Background: Viruses are important drivers of ecosystem functions, yet little is known about the vast majority of viruses. Viral shotgun metagenomics enables the investigation of broad ecological questions in phage communities. One ecological characteristic is species richness, which is the number of different species in a community. Viruses do not have a phylogenetic marker analogous to the bacterial 16S rRNA gene with which to estimate richness, and so contig spectra are employed to measure the number of virus taxa in a given community. A contig spectrum is generated from a viral shotgun metagenome by assembling the random sequence reads into groups of sequences that overlap (contigs) and counting the number of sequences that group within each contig. Current tools available to analyze contig spectra to estimate phage richness are limited by relying on rank-abundance data.
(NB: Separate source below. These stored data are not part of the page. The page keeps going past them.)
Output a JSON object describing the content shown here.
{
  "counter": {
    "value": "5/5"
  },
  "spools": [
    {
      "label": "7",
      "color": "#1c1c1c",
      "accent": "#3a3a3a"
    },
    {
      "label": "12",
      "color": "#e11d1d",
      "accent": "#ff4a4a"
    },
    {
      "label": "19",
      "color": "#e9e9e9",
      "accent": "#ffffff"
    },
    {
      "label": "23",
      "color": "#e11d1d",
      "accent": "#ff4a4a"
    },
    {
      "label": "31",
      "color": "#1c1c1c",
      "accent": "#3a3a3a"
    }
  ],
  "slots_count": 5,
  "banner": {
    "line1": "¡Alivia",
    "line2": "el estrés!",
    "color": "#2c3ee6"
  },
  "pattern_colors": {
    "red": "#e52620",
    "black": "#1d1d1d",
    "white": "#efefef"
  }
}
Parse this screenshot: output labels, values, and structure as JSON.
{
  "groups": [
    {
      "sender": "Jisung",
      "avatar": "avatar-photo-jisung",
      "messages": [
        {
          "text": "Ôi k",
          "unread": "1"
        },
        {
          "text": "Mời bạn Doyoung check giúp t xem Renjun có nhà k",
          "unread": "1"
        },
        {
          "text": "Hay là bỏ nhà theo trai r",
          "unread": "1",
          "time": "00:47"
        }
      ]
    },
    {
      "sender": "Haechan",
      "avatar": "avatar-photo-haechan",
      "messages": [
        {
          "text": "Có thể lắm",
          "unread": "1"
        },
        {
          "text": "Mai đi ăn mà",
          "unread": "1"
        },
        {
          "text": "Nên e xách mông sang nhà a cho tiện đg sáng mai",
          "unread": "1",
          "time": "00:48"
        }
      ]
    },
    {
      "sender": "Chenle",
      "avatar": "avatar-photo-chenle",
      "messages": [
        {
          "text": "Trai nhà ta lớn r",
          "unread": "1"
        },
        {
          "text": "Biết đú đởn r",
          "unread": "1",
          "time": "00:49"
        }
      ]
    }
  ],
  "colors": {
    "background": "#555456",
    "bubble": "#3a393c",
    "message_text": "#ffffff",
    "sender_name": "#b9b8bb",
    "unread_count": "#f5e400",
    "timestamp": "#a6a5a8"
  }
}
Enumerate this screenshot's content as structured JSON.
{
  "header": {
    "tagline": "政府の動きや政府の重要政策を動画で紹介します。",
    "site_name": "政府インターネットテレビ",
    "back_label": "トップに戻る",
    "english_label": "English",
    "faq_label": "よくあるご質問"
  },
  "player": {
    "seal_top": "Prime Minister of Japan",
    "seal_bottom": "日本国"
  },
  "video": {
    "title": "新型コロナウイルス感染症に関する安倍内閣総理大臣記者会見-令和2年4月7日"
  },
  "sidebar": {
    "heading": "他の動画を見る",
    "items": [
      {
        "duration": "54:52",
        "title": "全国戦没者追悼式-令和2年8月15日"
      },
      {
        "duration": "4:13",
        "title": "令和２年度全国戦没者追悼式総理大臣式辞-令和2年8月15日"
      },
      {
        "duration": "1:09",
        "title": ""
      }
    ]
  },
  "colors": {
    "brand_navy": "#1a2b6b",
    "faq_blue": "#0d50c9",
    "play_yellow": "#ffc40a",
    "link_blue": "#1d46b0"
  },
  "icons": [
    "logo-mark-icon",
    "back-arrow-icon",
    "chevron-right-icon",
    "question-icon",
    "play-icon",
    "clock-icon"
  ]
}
Results: We present statistical estimates of virus richness from contig spectra. The program CatchAll (http://www.northeastern.edu/catchall/) was used to analyze contig spectra in terms of frequency count data rather than rank-abundance, thus enabling formal statistical analyses. Also, the influence of potentially spurious low-frequency counts on richness estimates was minimized by two methods, empirical and statistical. The results show greater estimates of viral richness than previous calculations in nearly all environments analyzed, including swine feces and reclaimed fresh water.
Conclusions: CatchAll yielded consistent estimates of richness across viral metagenomes from the same or similar environments. Additionally, analysis of pooled viral metagenomes from different environments via mixed contig spectra resulted in greater richness estimates than those of the component metagenomes. Using CatchAll to analyze contig spectra will improve estimations of richness from viral shotgun metagenomes, particularly from large datasets, by providing statistical measures of richness.